ID:
S_041
Isotopic analyses of Quaternary mammals for the reconstruction of past ecosystems
Lead Convener
Hervé Bocherens University of Tübingen and Senckenberg Centre for Human Evolution and Palaeoenvironment at University of Tübingen, Germany. herve.bocherens@uni-tuebingen.de
Co Convener(s)
Beniamino Meccozzi Department of Environmental Biology, Sapienza Università di Roma, Italy. beniamino.mecozzi@uniroma1.it Jiao Ma Institute of Vertebrate Paleontology and Paleoanthropology, Beijing, China. majiao@ivpp.ac.cn Kantapon Suraprasit Chulalongkorn University, Bangkok, Thailand. Kantapon.S@chula.ac.th
Session Keywords
Mammals, isotopes, paleodiet, paleoecosystems, Quaternary
Commission
HABCOM
Abstract Category
Isotopes
Session Description
For more than 30 years, stable isotopes have been widely used to reconstruct the diet of Quaternary mammals and the environment where these animals lived.
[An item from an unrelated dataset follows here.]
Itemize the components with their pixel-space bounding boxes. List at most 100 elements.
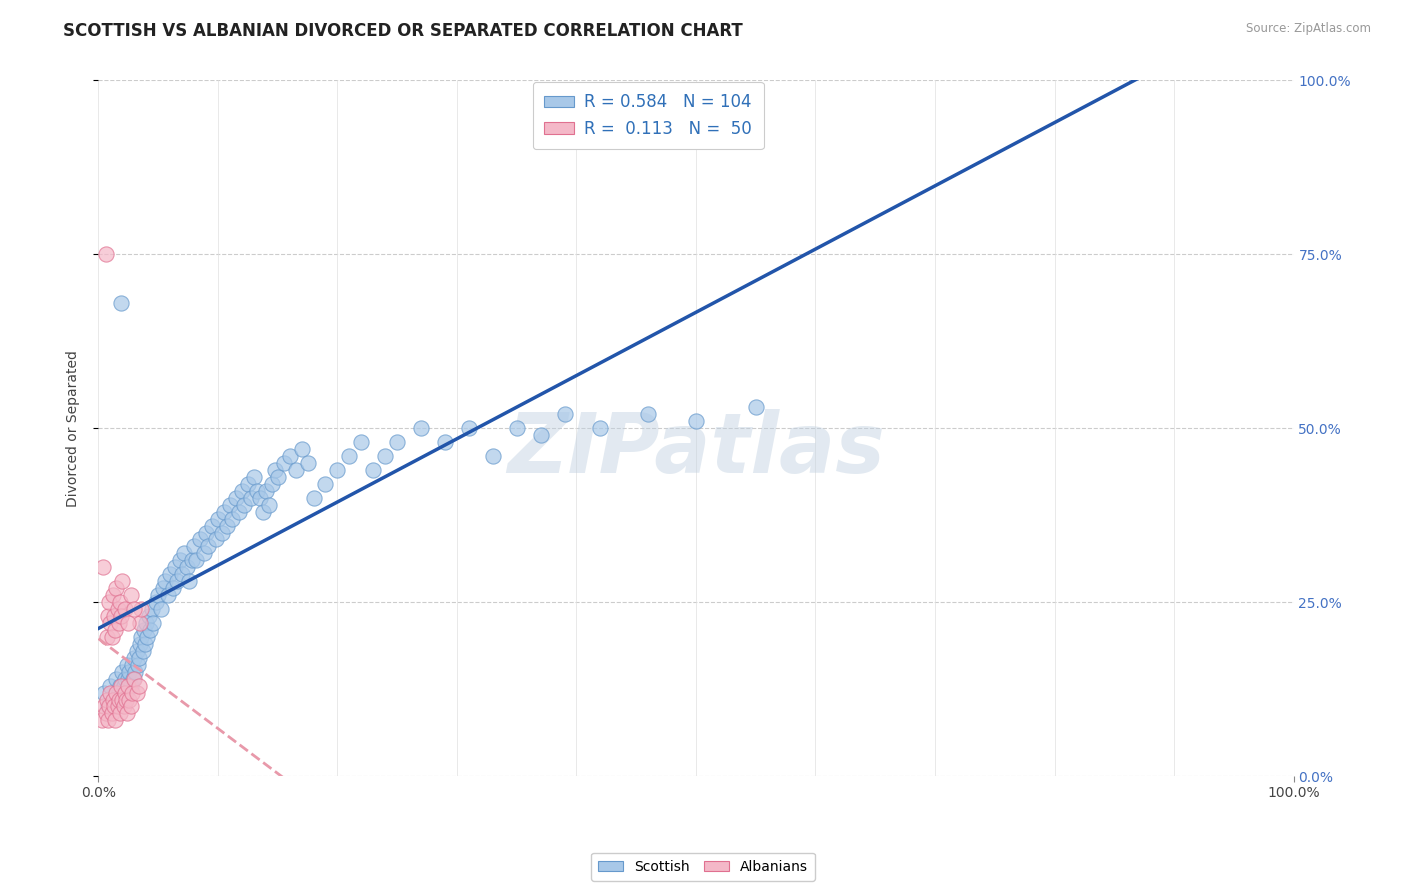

Carbon, nitrogen, and oxygen stable isotopes in the organic (collagen) and mineral (bioapatite) fraction of the skeletal tissues provide us with a proxy of what an animal ate and drank during some time in its lifetime, in which environment it inhabited and foraged, how it interacted with hominins and animals in its ecosystem, how keystone species could have shaped their environment, and how it could potentially have modified its ecological niche. This quantitative method also serves as a powerful tool to trace ecological, environmental and climatic differences across space and time, as well as their implications for human and mammalian evolution. New methodologies and isotopic markers improve the resolution and the time depth of this approach, opening new opportunities for past ecosystem reconstruction. In this session, we bring together researchers using stable isotopes to study the ecology of Quaternary mammals and extant species.